In rare admission, US says evidence against ex–Gitmo inmate was unreliable

Before Moroccan court hearing on possible release, Justice Dept. says it withdrew claim against Younous Chekkouri

Younous Chekkouri

The U.S. government has, in a seemingly rare admission of intelligence failing, stated publicly that its central allegation against a former Guantánamo prisoner turned out to be unreliable and was withdrawn in 2011.

Younous Chekkouri was repatriated to Morocco last month after languishing at the controversial detention camp in Cuba since 2002. He is currently detained in Salé prison, near Rabat, awaiting a decision over his release.

But in a letter to Chekkouri’s lawyers before a court session Thursday, the U.S. Justice Department noted it “withdrew reliance” on “all evidence identifying Mr. Chekkouri with the organization known as Group Islamique Combatant Maroc [sic].”
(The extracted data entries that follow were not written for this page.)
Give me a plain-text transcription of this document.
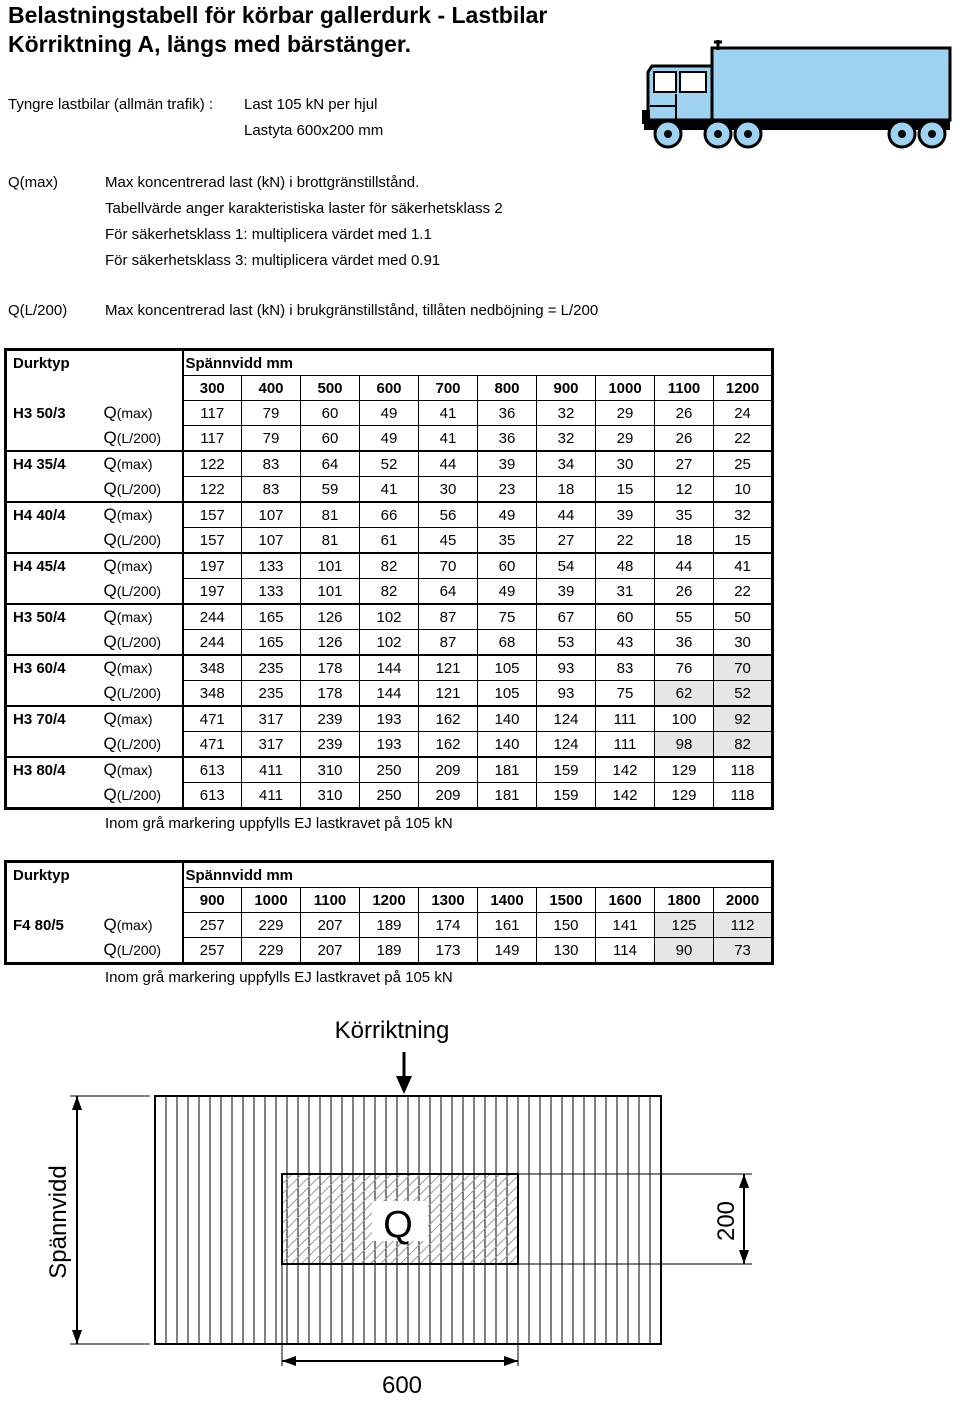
Belastningstabell för körbar gallerdurk - Lastbilar
Körriktning A, längs med bärstänger.
Tyngre lastbilar (allmän trafik) : Last 105 kN per hjul
Lastyta 600x200 mm
Q(max)	Max koncentrerad last (kN) i brottgränstillstånd.
Tabellvärde anger karakteristiska laster för säkerhetsklass 2
För säkerhetsklass 1: multiplicera värdet med 1.1
För säkerhetsklass 3: multiplicera värdet med 0.91
Q(L/200)	Max koncentrerad last (kN) i brukgränstillstånd, tillåten nedböjning = L/200
Durktyp		Spännvidd mm									
		300	400	500	600	700	800	900	1000	1100	1200
H3 50/3	Q(max)	117	79	60	49	41	36	32	29	26	24
	Q(L/200)	117	79	60	49	41	36	32	29	26	22
H4 35/4	Q(max)	122	83	64	52	44	39	34	30	27	25
	Q(L/200)	122	83	59	41	30	23	18	15	12	10
H4 40/4	Q(max)	157	107	81	66	56	49	44	39	35	32
	Q(L/200)	157	107	81	61	45	35	27	22	18	15
H4 45/4	Q(max)	197	133	101	82	70	60	54	48	44	41
	Q(L/200)	197	133	101	82	64	49	39	31	26	22
H3 50/4	Q(max)	244	165	126	102	87	75	67	60	55	50
	Q(L/200)	244	165	126	102	87	68	53	43	36	30
H3 60/4	Q(max)	348	235	178	144	121	105	93	83	76	70
	Q(L/200)	348	235	178	144	121	105	93	75	62	52
H3 70/4	Q(max)	471	317	239	193	162	140	124	111	100	92
	Q(L/200)	471	317	239	193	162	140	124	111	98	82
H3 80/4	Q(max)	613	411	310	250	209	181	159	142	129	118
	Q(L/200)	613	411	310	250	209	181	159	142	129	118
Inom grå markering uppfylls EJ lastkravet på 105 kN
Durktyp		Spännvidd mm									
		900	1000	1100	1200	1300	1400	1500	1600	1800	2000
F4 80/5	Q(max)	257	229	207	189	174	161	150	141	125	112
	Q(L/200)	257	229	207	189	173	149	130	114	90	73
Inom grå markering uppfylls EJ lastkravet på 105 kN
Körriktning
Q
Spännvidd
600
200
Known in English as the Moroccan Islamic Combatant Group, the group is designated a terrorist organization by Washington and is said to have supported Al-Qaeda’s war against the West.

Chekkouri has said that information linking him to the group was obtained through torture of him and other prisoners as well as lies told by inmates at Guantánamo who were looking for better treatment at the prison, according to the legal charity Reprieve, which represents him.

“The core of [the U.S.] case against him for years was that he was a founder of this Moroccan group — and, as the government now admits, we knocked that falsehood back years ago,” said Cori Crider, a director at Reprieve and lawyer for Chekkouri.

“The tragedy is that Younous is now potentially going to be charged in a Moroccan process for the self-same false allegation.” 

The U.S. acknowledgment comes as Chekkouri and his lawyers prepare for a court date in Morocco that will decide whether he should be released. His attorneys believe he is being held on the basis of that U.S. allegation.

When he was transferred from Guantánamo, where he had been held for more than 13 years, there were diplomatic assurances between Morocco and the U.S., according to Reprieve. Those assurances included that he would not be prosecuted and that he would not be detained for more than 72 hours. Abuse in Moroccan custody is well documented.

The United States’ apparent admission of error is important for other prisoners whose Defense Department files contain factual mistakes. “What it demonstrates is that for years the U.S. claimed Chekkouri was a dangerous man with connections to Osama bin Laden,” said Andy Worthington, an investigative journalist and expert on Guantánamo. “Yet when subjected to scrutiny, these allegations against him evaporated completely. A host of allegations by demonstrably unreliable witnesses have been used by the U.S. in the past to justify the continuing imprisonment of prisoners without any credible basis for their imprisonment.”

Fourteen Moroccans have been held in Guantánamo. All but one — Abdul Latif Nasir — have been transferred.